As I watch Dr. Henry’s daily briefings, I can’t help but think that her intelligence, fortitude, empathy and calmness are perfect attributes for a financial advisor. While finding all those traits in the same person is rare, they should be on everyone’s wish list when looking for someone to help them with their finances.
Knowledge where it counts
You can’t expect your advisor to know everything, but there are some areas where she has to be an expert. The first is the plumbing of the investment industry. You’re counting on her to navigate you through the different account types, various fees and charges, performance figures and the mechanics of trading. She needs to know this stuff cold.
Your advisor also needs to be a good interviewer. If she’s going to help build a portfolio that fits your situation, she needs to ask probing questions and be a good listener. In this vein, she must have a good working knowledge of asset allocation and portfolio construction. It’s the most important risk management tool you have and an area most investors need help with.
It’s also nice to have an advisor who is good at picking stocks, but it’s not necessary. Today, there are many ways to execute on a plan using mutual funds, ETFs and other managed products. Likewise, a deep understanding of economics and politics is not a requirement. A dazzling discourse on the macro picture, while impressive, will have limited impact on your returns.
You want your advisor to be attentive and do what you want, but only to a point. For sure that’s the case for service and trading matters, but when it comes to investment strategy, a compliant, agreeable advisor, or what I refer to as a wet noodle, is not what you’re looking for. You want someone who has a defined approach and pushes back when you try to steer off course.

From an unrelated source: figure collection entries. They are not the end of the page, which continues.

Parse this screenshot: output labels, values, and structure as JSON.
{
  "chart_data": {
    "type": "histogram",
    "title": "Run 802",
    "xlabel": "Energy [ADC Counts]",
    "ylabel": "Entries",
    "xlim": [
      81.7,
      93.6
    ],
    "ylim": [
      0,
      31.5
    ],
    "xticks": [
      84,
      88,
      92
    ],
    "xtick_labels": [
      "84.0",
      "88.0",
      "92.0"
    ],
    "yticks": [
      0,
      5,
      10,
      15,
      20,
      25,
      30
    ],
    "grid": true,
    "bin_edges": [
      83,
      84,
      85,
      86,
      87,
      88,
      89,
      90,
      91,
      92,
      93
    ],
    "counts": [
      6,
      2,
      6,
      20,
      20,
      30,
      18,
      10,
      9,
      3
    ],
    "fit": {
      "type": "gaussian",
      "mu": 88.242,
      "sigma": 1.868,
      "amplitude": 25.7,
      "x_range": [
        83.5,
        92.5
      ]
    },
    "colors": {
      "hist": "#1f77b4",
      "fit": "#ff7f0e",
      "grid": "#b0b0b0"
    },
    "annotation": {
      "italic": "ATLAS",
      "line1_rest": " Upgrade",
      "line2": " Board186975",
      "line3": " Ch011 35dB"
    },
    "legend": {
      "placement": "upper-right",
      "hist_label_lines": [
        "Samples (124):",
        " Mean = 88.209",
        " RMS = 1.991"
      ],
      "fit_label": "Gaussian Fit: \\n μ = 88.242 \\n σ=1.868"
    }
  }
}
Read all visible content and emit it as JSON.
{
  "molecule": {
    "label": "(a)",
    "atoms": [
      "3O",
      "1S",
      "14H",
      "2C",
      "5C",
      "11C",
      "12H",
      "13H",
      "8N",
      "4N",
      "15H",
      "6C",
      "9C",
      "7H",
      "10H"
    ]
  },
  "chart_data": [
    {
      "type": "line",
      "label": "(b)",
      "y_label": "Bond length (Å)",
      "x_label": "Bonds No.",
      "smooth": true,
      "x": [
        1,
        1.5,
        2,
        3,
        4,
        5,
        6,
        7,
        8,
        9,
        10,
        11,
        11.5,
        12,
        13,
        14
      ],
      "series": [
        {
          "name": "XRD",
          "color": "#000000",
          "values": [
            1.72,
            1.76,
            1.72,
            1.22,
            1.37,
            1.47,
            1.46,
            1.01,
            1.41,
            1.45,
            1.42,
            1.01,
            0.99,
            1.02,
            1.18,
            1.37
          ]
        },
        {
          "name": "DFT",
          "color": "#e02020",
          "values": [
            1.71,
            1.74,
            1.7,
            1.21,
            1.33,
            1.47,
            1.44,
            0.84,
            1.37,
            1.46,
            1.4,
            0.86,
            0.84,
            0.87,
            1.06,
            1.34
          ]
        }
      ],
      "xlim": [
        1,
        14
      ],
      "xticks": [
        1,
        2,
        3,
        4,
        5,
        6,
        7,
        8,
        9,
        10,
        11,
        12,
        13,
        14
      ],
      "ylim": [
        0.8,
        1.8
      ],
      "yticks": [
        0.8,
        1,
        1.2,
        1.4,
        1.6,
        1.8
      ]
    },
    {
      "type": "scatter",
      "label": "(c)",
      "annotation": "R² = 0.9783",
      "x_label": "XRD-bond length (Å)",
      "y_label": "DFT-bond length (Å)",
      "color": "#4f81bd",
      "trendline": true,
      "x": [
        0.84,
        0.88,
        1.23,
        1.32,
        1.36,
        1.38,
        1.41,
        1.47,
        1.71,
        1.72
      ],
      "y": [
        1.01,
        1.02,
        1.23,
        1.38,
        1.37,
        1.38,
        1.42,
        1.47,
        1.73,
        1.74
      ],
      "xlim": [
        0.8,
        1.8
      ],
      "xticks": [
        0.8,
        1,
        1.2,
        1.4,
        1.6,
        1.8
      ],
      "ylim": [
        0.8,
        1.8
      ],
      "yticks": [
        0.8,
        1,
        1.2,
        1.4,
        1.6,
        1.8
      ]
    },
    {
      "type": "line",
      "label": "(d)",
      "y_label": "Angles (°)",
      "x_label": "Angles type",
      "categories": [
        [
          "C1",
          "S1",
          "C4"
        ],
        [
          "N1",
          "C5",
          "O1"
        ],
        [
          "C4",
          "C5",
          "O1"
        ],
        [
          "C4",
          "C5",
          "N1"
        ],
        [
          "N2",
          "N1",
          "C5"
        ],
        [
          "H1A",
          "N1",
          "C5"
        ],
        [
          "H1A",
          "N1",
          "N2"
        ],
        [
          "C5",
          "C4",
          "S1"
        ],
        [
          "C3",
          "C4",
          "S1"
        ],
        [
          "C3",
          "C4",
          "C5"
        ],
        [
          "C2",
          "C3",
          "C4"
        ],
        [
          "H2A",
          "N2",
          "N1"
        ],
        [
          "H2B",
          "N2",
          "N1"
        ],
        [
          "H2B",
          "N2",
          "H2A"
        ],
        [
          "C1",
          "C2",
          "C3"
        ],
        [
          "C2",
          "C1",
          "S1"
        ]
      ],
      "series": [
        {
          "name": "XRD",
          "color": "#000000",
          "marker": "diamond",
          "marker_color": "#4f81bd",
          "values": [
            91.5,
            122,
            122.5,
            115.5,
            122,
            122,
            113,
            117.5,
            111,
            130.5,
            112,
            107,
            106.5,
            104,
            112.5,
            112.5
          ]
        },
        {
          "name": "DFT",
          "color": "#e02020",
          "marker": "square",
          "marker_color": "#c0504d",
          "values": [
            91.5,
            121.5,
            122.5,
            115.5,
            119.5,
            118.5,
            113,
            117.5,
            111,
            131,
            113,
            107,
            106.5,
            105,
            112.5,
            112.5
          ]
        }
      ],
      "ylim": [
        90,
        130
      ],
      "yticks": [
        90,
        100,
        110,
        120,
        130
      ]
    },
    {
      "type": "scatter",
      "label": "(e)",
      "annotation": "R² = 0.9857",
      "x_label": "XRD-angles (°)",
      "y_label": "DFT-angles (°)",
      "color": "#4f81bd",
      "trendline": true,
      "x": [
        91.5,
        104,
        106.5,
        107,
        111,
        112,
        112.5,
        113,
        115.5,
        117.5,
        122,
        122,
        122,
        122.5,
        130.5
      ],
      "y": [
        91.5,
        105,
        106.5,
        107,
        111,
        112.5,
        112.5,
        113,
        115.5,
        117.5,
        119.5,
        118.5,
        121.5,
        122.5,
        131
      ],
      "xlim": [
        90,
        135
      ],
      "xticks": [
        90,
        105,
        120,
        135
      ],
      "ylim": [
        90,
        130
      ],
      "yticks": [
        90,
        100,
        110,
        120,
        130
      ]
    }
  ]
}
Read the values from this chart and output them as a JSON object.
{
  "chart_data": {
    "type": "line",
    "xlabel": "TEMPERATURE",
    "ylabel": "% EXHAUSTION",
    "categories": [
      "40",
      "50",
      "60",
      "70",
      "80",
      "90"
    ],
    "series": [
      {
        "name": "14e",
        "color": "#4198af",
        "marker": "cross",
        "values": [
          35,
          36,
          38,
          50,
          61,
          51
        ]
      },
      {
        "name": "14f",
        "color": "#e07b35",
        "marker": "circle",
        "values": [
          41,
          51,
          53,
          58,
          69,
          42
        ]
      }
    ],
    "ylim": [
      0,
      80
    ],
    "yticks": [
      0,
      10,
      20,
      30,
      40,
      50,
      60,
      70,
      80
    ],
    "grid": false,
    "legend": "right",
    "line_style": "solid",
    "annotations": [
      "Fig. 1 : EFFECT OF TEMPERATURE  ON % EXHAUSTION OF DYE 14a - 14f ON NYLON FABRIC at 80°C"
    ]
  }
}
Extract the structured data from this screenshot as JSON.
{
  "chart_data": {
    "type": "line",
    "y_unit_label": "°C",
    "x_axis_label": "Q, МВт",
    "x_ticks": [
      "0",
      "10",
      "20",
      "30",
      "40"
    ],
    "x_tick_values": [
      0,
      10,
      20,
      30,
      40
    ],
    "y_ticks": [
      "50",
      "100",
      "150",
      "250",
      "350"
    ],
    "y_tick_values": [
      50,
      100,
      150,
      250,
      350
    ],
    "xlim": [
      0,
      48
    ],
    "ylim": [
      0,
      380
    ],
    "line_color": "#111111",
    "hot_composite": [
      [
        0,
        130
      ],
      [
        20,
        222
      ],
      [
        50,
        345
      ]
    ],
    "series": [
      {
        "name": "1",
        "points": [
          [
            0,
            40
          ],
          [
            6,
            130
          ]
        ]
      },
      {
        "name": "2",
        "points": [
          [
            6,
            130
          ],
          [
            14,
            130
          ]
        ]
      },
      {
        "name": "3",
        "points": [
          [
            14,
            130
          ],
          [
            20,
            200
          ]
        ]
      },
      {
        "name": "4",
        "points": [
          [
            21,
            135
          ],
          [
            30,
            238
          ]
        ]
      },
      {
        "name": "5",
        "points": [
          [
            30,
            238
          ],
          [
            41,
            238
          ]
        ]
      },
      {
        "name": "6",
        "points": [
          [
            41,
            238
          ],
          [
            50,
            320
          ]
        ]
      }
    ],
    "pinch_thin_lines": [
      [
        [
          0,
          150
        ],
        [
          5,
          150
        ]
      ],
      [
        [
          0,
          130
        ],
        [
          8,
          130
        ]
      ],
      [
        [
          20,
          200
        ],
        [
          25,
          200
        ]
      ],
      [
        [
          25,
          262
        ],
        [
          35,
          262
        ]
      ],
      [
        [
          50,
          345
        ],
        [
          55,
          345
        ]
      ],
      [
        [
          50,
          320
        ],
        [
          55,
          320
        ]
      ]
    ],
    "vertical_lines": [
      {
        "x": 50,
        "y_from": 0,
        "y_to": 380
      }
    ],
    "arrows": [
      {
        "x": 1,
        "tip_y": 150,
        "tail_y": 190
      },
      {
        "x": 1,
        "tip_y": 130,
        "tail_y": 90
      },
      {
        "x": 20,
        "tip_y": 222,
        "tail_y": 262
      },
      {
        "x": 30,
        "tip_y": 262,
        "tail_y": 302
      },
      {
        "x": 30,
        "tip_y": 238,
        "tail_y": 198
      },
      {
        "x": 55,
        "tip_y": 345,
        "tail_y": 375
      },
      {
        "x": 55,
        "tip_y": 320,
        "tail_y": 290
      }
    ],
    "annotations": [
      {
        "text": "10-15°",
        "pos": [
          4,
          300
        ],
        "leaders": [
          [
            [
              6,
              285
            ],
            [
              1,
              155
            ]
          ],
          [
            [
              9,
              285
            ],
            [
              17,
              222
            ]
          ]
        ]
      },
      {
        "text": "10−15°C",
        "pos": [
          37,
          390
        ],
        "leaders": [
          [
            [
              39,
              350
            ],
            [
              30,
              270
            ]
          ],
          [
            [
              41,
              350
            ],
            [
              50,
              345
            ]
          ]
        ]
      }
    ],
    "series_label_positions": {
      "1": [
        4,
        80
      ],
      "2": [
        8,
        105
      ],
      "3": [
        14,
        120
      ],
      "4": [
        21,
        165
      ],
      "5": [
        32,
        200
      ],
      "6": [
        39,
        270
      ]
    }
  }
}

This firmness should come with humility. If you’re interviewing an advisor who tells you she got the tech boom and bust right, avoided the 2008 crisis, rode the ten-year bull market and anticipated the coronavirus meltdown, you need to look elsewhere. A person who can’t face her mistakes and limitations is clearly not grounded in the realities of investing.
Other deal-breakers to watch for include recommending a product before fully understanding your situation, touting year-to-date performance, hesitating or squirming when asked about fees and betraying the confidentiality of other clients by name dropping.
The time you need an advisor the most is when you’re feeling either euphoric or despondent. The biggest investment mistakes occur when emotions are running high, usually near market tops (FOMO) and bottoms (fear). You need a counterbalance to prevent you from getting caught up in the moment. A rock to lean on when you’re shaking. Someone who sucks the emotion out of the situation and helps you make forward-looking decisions.
Dr. Henry finishes every briefing with the phrase, “Be kind, be calm, and be safe.” I’m trying to clone her because we all want a trusted advisor who cares more about her clients than the branch manager’s sales target. A confidant who protects us from a corporate agenda that rewards her for focusing exclusively on large clients, favouring the company’s own products and constantly selling. In other words, someone like Dr. Bonnie Henry, who champions your interests.